John Milloy was an Ontario cabinet minister in Dalton McGuinty and Kathleen Wynne’s Liberal governments, and the MPP for Kitchener Centre from 2003 to 2014. He is currently the director of the Centre for Public Ethics at Martin Luther University College, the inaugural practitioner-in-residence in the department of political science at Wilfrid Laurier University, and a lecturer in the University of Waterloo’s master of public service program.
After a divisive brawl of a campaign, Canada may be looking at a minority government come Oct. 21.
This might be seen as a good thing. There is a belief that minority governments force politicians to work together, put aside partisan differences and co-operate for the greater good of the nation – allowing the best ideas from all parties to rise to the surface.
I hate to ruin this romantic notion of unbridled cross-party camaraderie, but as someone with first-hand experience managing a minority government, they are far from collegial exercises.
From 2011 to 2014 in Ontario, I was government house leader during the Liberal minority government at Queen’s Park. My job was to lead the day-to-day negotiations with the opposition to keep the government afloat and get legislation passed.
The result was far from a golden era in interparty collaboration.
Admittedly, every party realized they at least had to appear to play nice, as voters didn’t want another election. However, the opposition also knew it was in their best interest to work behind the scenes to undermine the government at every turn.
They did this in two distinct ways.
The first was to ensure that very little got done. Rather than defeat bills, the opposition simply kept debating them, ensuring they never got to a final vote. Lacking the numbers needed to move bills along procedurally, there was little the government could do.
We also quickly realized it was pointless to introduce the tough measures that were needed to keep the province on course. “We can move on that once we get a majority,” was a common refrain heard around the cabinet table.
The second way that the opposition would take aim at the government was more insidious: using the power of legislative committees.
Thinking about all those parliamentary committees that you hear about in the news – holding hearings on scandals and examining legislation, steeped in parliamentary procedure – might make even the most civic-minded Canadian’s eyes glaze over. But they have a degree of power that is nothing short of staggering.
The power of Parliament to “send for persons, papers and records” is a constitutional principle that seems rather innocuous at first. But then you see it in action. Parliamentary committees can, and do, ask to see any document – no matter how confidential, including non-governmental records. They can force any witness to testify and demand that they provide the most privileged information without the type of protection they would normally receive in a courtroom.
Such power is rarely exercised when the government controls parliamentary committees. But in a minority situation, when the opposition is in control, the sky is the limit.
We saw it in Ontario during our minority government. It’s the reason everyone knows about gas plants.

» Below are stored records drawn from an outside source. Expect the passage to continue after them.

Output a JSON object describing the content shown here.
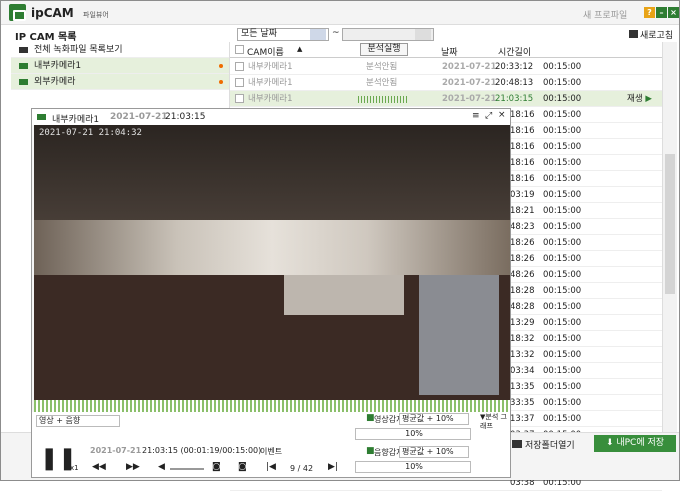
{
  "app": {
    "name": "ipCAM",
    "subtitle": "파일뷰어",
    "new_program": "새 프로파일"
  },
  "toolbar": {
    "list_label": "IP CAM 목록",
    "date_filter": "모든 날짜",
    "tilde": "~",
    "refresh": "새로고침"
  },
  "cameras": [
    {
      "label": "전체 녹화파일 목록보기",
      "selected": false
    },
    {
      "label": "내부카메라1",
      "selected": true
    },
    {
      "label": "외부카메라",
      "selected": true
    }
  ],
  "table": {
    "col_cam": "CAM이름",
    "col_analysis": "분석실행",
    "col_date": "날짜",
    "col_length": "시간길이"
  },
  "rows": [
    {
      "cam": "내부카메라1",
      "analysis": "분석안됨",
      "date": "2021-07-21",
      "time": "20:33:12",
      "length": "00:15:00"
    },
    {
      "cam": "내부카메라1",
      "analysis": "분석안됨",
      "date": "2021-07-21",
      "time": "20:48:13",
      "length": "00:15:00"
    },
    {
      "cam": "내부카메라1",
      "analysis": "",
      "date": "2021-07-21",
      "time": "21:03:15",
      "length": "00:15:00",
      "play": "재생"
    }
  ],
  "extra_times": [
    "18:16",
    "18:16",
    "18:16",
    "18:16",
    "18:16",
    "03:19",
    "18:21",
    "48:23",
    "18:26",
    "18:26",
    "48:26",
    "18:28",
    "48:28",
    "13:29",
    "18:32",
    "13:32",
    "03:34",
    "13:35",
    "33:35",
    "13:37",
    "03:37",
    "48:37",
    "03:38",
    "03:38"
  ],
  "extra_length": "00:15:00",
  "bottom": {
    "open_folder": "저장폴더열기",
    "save_pc": "내PC에 저장"
  },
  "player": {
    "cam": "내부카메라1",
    "date": "2021-07-21",
    "time": "21:03:15",
    "overlay": "2021-07-21  21:04:32",
    "mode": "영상 + 음향",
    "clock": "21:03:15 (00:01:19/00:15:00)",
    "event_label": "이벤트",
    "event_count": "9 / 42",
    "speed": "x1",
    "video_detect": "영상감지",
    "video_detect_val": "평균값 + 10%",
    "video_pct": "10%",
    "audio_detect": "음향감지",
    "audio_detect_val": "평균값 + 10%",
    "audio_pct": "10%",
    "analysis_graph": "▼분석 그래프"
  }
}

We also saw it during the federal Harper minorities when the opposition, like kids in a candy store, demanded every confidential record under the sun. Indeed, the 2011 election was triggered by a non-confidence vote over the Harper government’s refusal to furnish sensitive financial documents.
Oh, the fun they will have in Ottawa if there is a minority Liberal government. The SNC-Lavalin scandal will have a new lease on life as parliamentary committees demand every single document and compel every imaginable witness to testify. Why stop there? Why not revisit holidays with the Aga Khan or the India trip?

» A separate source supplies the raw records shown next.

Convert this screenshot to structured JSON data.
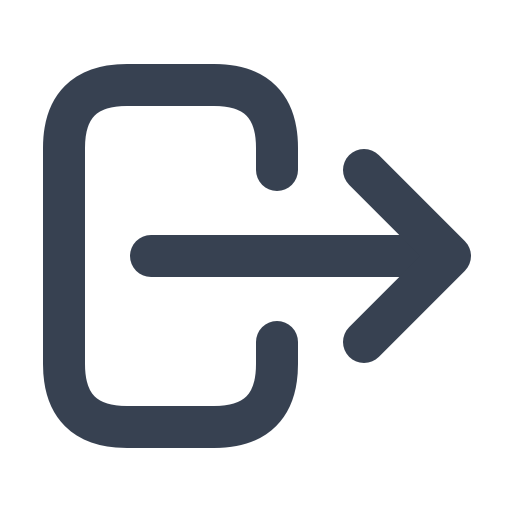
{
  "icon": {
    "name": "logout-icon",
    "color": "#374151",
    "background": "#ffffff"
  }
}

Don’t worry if it is a Conservative minority. Just wait a few months and there will surely be enough “gotcha moments” to warrant a detailed fishing expedition by parliamentary committees to dig up all the dirt.

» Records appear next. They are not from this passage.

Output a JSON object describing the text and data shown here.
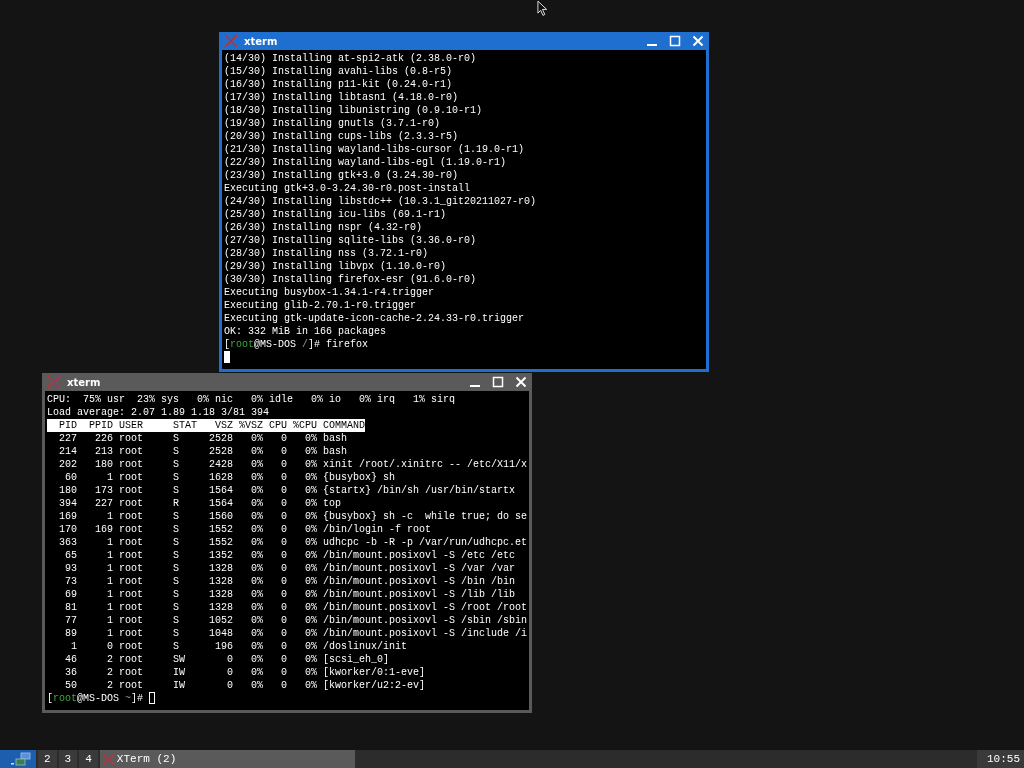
{
  "windows": [
    {
      "kind": "log",
      "title": "xterm",
      "active": true,
      "lines": [
        "(14/30) Installing at-spi2-atk (2.38.0-r0)",
        "(15/30) Installing avahi-libs (0.8-r5)",
        "(16/30) Installing p11-kit (0.24.0-r1)",
        "(17/30) Installing libtasn1 (4.18.0-r0)",
        "(18/30) Installing libunistring (0.9.10-r1)",
        "(19/30) Installing gnutls (3.7.1-r0)",
        "(20/30) Installing cups-libs (2.3.3-r5)",
        "(21/30) Installing wayland-libs-cursor (1.19.0-r1)",
        "(22/30) Installing wayland-libs-egl (1.19.0-r1)",
        "(23/30) Installing gtk+3.0 (3.24.30-r0)",
        "Executing gtk+3.0-3.24.30-r0.post-install",
        "(24/30) Installing libstdc++ (10.3.1_git20211027-r0)",
        "(25/30) Installing icu-libs (69.1-r1)",
        "(26/30) Installing nspr (4.32-r0)",
        "(27/30) Installing sqlite-libs (3.36.0-r0)",
        "(28/30) Installing nss (3.72.1-r0)",
        "(29/30) Installing libvpx (1.10.0-r0)",
        "(30/30) Installing firefox-esr (91.6.0-r0)",
        "Executing busybox-1.34.1-r4.trigger",
        "Executing glib-2.70.1-r0.trigger",
        "Executing gtk-update-icon-cache-2.24.33-r0.trigger",
        "OK: 332 MiB in 166 packages"
      ],
      "prompt": {
        "open": "[",
        "user": "root",
        "host": "@MS-DOS",
        "dir": "/",
        "close": "]#",
        "command": "firefox"
      }
    },
    {
      "kind": "top",
      "title": "xterm",
      "active": false,
      "lines": [
        "CPU:  75% usr  23% sys   0% nic   0% idle   0% io   0% irq   1% sirq",
        "Load average: 2.07 1.89 1.18 3/81 394"
      ],
      "columns": [
        "PID",
        "PPID",
        "USER",
        "STAT",
        "VSZ",
        "%VSZ",
        "CPU",
        "%CPU",
        "COMMAND"
      ],
      "rows": [
        [
          "227",
          "226",
          "root",
          "S",
          "2528",
          "0%",
          "0",
          "0%",
          "bash"
        ],
        [
          "214",
          "213",
          "root",
          "S",
          "2528",
          "0%",
          "0",
          "0%",
          "bash"
        ],
        [
          "202",
          "180",
          "root",
          "S",
          "2428",
          "0%",
          "0",
          "0%",
          "xinit /root/.xinitrc -- /etc/X11/x"
        ],
        [
          "60",
          "1",
          "root",
          "S",
          "1628",
          "0%",
          "0",
          "0%",
          "{busybox} sh"
        ],
        [
          "180",
          "173",
          "root",
          "S",
          "1564",
          "0%",
          "0",
          "0%",
          "{startx} /bin/sh /usr/bin/startx"
        ],
        [
          "394",
          "227",
          "root",
          "R",
          "1564",
          "0%",
          "0",
          "0%",
          "top"
        ],
        [
          "169",
          "1",
          "root",
          "S",
          "1560",
          "0%",
          "0",
          "0%",
          "{busybox} sh -c  while true; do se"
        ],
        [
          "170",
          "169",
          "root",
          "S",
          "1552",
          "0%",
          "0",
          "0%",
          "/bin/login -f root"
        ],
        [
          "363",
          "1",
          "root",
          "S",
          "1552",
          "0%",
          "0",
          "0%",
          "udhcpc -b -R -p /var/run/udhcpc.et"
        ],
        [
          "65",
          "1",
          "root",
          "S",
          "1352",
          "0%",
          "0",
          "0%",
          "/bin/mount.posixovl -S /etc /etc"
        ],
        [
          "93",
          "1",
          "root",
          "S",
          "1328",
          "0%",
          "0",
          "0%",
          "/bin/mount.posixovl -S /var /var"
        ],
        [
          "73",
          "1",
          "root",
          "S",
          "1328",
          "0%",
          "0",
          "0%",
          "/bin/mount.posixovl -S /bin /bin"
        ],
        [
          "69",
          "1",
          "root",
          "S",
          "1328",
          "0%",
          "0",
          "0%",
          "/bin/mount.posixovl -S /lib /lib"
        ],
        [
          "81",
          "1",
          "root",
          "S",
          "1328",
          "0%",
          "0",
          "0%",
          "/bin/mount.posixovl -S /root /root"
        ],
        [
          "77",
          "1",
          "root",
          "S",
          "1052",
          "0%",
          "0",
          "0%",
          "/bin/mount.posixovl -S /sbin /sbin"
        ],
        [
          "89",
          "1",
          "root",
          "S",
          "1048",
          "0%",
          "0",
          "0%",
          "/bin/mount.posixovl -S /include /i"
        ],
        [
          "1",
          "0",
          "root",
          "S",
          "196",
          "0%",
          "0",
          "0%",
          "/doslinux/init"
        ],
        [
          "46",
          "2",
          "root",
          "SW",
          "0",
          "0%",
          "0",
          "0%",
          "[scsi_eh_0]"
        ],
        [
          "36",
          "2",
          "root",
          "IW",
          "0",
          "0%",
          "0",
          "0%",
          "[kworker/0:1-eve]"
        ],
        [
          "50",
          "2",
          "root",
          "IW",
          "0",
          "0%",
          "0",
          "0%",
          "[kworker/u2:2-ev]"
        ]
      ],
      "prompt": {
        "open": "[",
        "user": "root",
        "host": "@MS-DOS",
        "dir": "~",
        "close": "]#"
      }
    }
  ],
  "taskbar": {
    "workspaces": [
      {
        "kind": "icon",
        "selected": true
      },
      {
        "kind": "number",
        "label": "2",
        "selected": false
      },
      {
        "kind": "number",
        "label": "3",
        "selected": false
      },
      {
        "kind": "number",
        "label": "4",
        "selected": false
      }
    ],
    "tasks": [
      {
        "label": "XTerm (2)"
      }
    ],
    "clock": "10:55"
  }
}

Some might argue that this process is a powerful tool in ensuring transparency. But my experience was that it was used more often as a way for the opposition to knock the government off its game. When the bureaucracy spends its days trying to find tens of thousands of documents to meet the insatiable demands of committees, and the government is in constant damage control mode as a result, there is very little time for meaningful change or action.
Canada has had productive minority governments in the past. Some point to the Lester B. Pearson premiership, or even Bill Davis’s minorities in Ontario. But these were before the 24-hour news cycle, Twitter, and a hyperpolarized political system that only exacerbates all the grandstanding and the ensuing fires that demand extinguishing.
My advice? If you want things to get done in Ottawa, don’t wish for a minority government.